Menjadi dokter spesialis tetap sebagai pilihan profesi yang akan dan terus ditekuni Hasto Wardoyo. Total hampir 20 tahun hidupnya dihabiskan untuk belajar dan mengabdi di bidang ini, dan dari ketekunannya ia menyadari belajar tidak akan pernah selesai seumur hidup.
Jejak pengabdian dan aktif dalam bermacam organisasi membawa Hasto menjabat Bupati Kulon Progo selama dua periode 2011-2016 dan 2017-2019. Kesempatan memimpin daerah semakin memperluas pengalaman dan pengabdiannya, dan dua periode menjabat Bupati Kulon Progo ia menekankan pentingnya soal kemandirian ekonomi rakyat. Bersama masyarakat ia berhasil membangun industri lokal dan UMKM diantaranya memproduksi air minum sendiri bermerk “AirKu”, produki batik, beras, kopi, dan juga konblok. Iapun berhasil mendorong sistem koperasi dengan mengubah sistem waralaba modern menjadi Toko Milik Rakyat (Tomira). 
Sebagai pemimpin, Hasto dikenal seorang pemegang prinsip kuat melawan kapitalisme. Ia mengajarkan dalam usaha keuntungan harus menyebar dan memberi manfaat bagi banyak orang, bukan hanya dinikmati oleh segelintir orang. “Apalah artinya membangun start up yang menyedot uang dari masyarakat, namun tanpa memberdayakan mereka.
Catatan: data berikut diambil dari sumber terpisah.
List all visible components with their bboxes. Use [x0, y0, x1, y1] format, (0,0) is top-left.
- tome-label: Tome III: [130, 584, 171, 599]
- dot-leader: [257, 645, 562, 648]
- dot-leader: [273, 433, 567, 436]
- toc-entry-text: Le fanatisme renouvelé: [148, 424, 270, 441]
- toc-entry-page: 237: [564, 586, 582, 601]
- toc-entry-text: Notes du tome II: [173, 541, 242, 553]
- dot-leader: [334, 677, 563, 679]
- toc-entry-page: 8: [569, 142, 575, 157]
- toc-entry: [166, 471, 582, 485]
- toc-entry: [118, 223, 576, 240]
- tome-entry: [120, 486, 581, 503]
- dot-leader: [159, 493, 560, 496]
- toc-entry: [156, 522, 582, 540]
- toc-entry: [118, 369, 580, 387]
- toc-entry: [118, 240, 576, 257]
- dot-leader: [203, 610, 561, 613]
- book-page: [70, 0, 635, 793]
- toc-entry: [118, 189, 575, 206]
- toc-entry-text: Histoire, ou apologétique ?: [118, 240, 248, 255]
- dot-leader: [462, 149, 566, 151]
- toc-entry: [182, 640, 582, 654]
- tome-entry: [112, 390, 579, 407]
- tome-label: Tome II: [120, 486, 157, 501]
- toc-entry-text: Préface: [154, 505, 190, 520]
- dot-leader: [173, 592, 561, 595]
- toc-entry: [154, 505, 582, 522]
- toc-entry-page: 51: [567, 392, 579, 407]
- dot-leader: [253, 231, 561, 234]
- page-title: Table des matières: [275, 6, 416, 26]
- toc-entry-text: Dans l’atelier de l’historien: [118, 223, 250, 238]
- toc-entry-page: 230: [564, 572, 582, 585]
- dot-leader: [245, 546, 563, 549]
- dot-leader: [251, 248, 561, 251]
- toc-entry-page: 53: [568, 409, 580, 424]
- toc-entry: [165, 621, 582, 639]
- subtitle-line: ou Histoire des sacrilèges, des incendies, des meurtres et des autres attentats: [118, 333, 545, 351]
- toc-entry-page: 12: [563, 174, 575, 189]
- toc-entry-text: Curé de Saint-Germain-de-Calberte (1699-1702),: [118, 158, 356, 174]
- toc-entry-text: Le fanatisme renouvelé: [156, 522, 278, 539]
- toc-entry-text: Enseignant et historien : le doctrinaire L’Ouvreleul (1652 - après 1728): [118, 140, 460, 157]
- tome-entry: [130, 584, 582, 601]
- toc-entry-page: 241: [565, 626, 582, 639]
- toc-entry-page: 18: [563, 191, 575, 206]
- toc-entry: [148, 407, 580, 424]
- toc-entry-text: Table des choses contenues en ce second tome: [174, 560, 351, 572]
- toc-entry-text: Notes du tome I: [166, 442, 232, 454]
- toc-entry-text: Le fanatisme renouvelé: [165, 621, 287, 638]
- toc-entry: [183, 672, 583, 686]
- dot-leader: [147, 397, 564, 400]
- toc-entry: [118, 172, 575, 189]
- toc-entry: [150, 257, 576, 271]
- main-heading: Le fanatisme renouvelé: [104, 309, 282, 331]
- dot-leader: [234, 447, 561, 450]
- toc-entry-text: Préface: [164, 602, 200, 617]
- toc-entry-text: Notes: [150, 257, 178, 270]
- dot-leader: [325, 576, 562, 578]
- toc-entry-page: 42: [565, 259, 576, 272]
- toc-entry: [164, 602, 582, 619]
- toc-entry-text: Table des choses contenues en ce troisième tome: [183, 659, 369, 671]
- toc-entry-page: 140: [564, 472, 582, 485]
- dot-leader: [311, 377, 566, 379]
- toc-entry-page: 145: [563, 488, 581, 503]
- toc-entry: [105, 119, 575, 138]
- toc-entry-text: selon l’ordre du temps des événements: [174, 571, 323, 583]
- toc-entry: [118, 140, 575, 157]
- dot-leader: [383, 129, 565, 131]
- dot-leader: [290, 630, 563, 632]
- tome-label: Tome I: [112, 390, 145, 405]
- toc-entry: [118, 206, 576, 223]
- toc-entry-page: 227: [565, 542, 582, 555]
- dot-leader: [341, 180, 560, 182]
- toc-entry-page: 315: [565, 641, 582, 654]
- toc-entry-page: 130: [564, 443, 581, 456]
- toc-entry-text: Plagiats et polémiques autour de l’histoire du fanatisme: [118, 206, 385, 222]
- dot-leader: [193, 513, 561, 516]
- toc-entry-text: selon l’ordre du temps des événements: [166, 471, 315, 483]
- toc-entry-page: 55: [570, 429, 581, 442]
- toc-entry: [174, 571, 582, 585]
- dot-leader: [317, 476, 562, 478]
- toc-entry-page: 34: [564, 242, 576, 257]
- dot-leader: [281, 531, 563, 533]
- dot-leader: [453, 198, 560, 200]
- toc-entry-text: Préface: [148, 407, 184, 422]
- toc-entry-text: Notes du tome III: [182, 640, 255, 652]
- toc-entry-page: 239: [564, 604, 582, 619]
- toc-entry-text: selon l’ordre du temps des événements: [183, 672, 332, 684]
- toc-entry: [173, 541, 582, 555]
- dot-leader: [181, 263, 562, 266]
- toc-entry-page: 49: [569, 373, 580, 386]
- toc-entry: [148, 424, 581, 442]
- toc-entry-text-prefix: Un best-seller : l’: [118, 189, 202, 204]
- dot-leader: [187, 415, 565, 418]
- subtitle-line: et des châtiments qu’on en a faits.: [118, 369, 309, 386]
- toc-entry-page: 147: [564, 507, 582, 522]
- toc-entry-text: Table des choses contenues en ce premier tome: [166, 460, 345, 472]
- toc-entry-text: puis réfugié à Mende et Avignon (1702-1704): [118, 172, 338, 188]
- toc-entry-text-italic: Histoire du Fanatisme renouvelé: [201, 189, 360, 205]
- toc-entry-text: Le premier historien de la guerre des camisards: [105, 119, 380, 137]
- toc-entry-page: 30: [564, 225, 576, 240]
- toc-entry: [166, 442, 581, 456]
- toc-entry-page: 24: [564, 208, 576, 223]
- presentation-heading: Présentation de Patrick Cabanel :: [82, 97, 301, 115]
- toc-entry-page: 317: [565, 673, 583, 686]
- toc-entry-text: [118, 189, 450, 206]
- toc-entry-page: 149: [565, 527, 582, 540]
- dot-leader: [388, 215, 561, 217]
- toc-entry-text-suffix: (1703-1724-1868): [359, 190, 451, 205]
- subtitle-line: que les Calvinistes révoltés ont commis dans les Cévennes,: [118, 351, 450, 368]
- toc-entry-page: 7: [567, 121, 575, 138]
Maka buatlah usaha yang mampu mengangkat banyak orang miskin keluar dari lingkar kemiskinan,” pesannya.
Karena itu, di akhir pembekalan kepada calon wisudawan, ia menekankan pentingnya bekerja dalam tim. Dengan bekerja secara tim, katanya, akan membawa hasil yang lebih besar dan kepada calon wisudawan juga dipesankan untuk tidak boleh berhenti membaca. “Meski perkuliahan telah berakhir tidak berarti kewajiban belajar juga berhenti.Teruslah tetap membaca dan belajar karena dari itu akan membantu kehidupan nantinya,” tandasnya.